On Fri, 16 Jan 2004, Jeff Bowden wrote:
> Nigel J. Andrews wrote:
> >I don't see what the problem is. PostgreSQL is perfectly able to be installed
> >and run as any old user. Even if one is distributing via a package system, such
> >as RPM perhaps, which has problems installing as non-root user if one sees the
> >package already installed then there's no need to try to install it
> >again. Even with the package installations there's bugger all stopping any old
> >user doing an initdb -D myownplace.
> >
> >The standard postgres user on a system is only special in that it is generally
> >the user the postmaster is run as. If you have other non-priviledged users and
> >there's no need for them to share a cluster why try to make them?
> >
> >
>
> I'm sorry, maybe I didn't state my ideas clearly enough. I was
> following on to Tom Lane's suggestion that the Debian and RPM packages
> make configuration "automatic". I was trying to explain that even after
> installation, some administrator configuration is required to make the
> server usable for non-privelidged users. Either in the form of creating
> and dropping databases or in giving the users rights to do it themselves.
>
> The way I'd like to make it work for my app is to run a seperate
> postmaster as the user to avoid involving the machine administrator or
> interfering with other users. If a shared install can be made to work
> in an equivalent way, then I would rather go with that. I'm not clear
> on whether that's possible though. My current understanding is that it
> is not and that my original notion is the only way for my app.
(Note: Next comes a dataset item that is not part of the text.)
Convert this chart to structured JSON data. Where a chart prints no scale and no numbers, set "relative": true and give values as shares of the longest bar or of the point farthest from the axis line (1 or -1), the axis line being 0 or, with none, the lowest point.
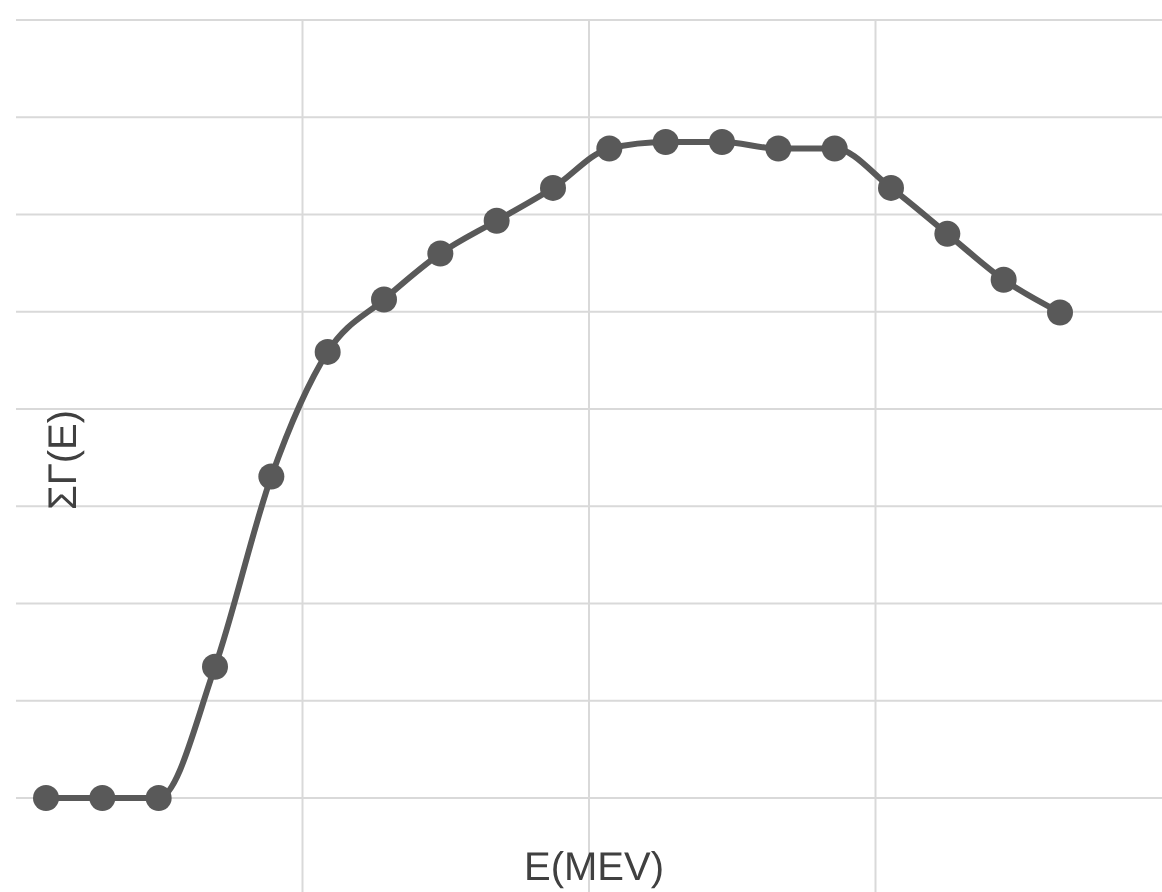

I think I probably didn't do the explanation clearly enough. This does depend
on what you mean by shared install. I was assuming you just wanted to manage
data independently only using the shared binaries installed from the
package. If that's not the case then obviously this isn't what you want. If
that is the case then you could run the following as any old user, provided the
environment has been set appropiately of course:
initdb -D $HOME/pgdata
sed -e 's/^#port = 5432/port = 12345/' $HOME/pgdata/postgresql.conf > /tmp/p
mv /tmp/p $HOME/pgdata/postgresql.conf
pg_ctl -D $HOME/pgdata start
then access the cluster using:
pgsql -P 12345 template1
That's it. That's access as the db superuser for that cluster. Sure if the
system admin upgrades the shared software then you could have problems.
My apologies if I've got the wrong end of things again, I've got a lot of
unread email and I keep reading things in a very haphazard order.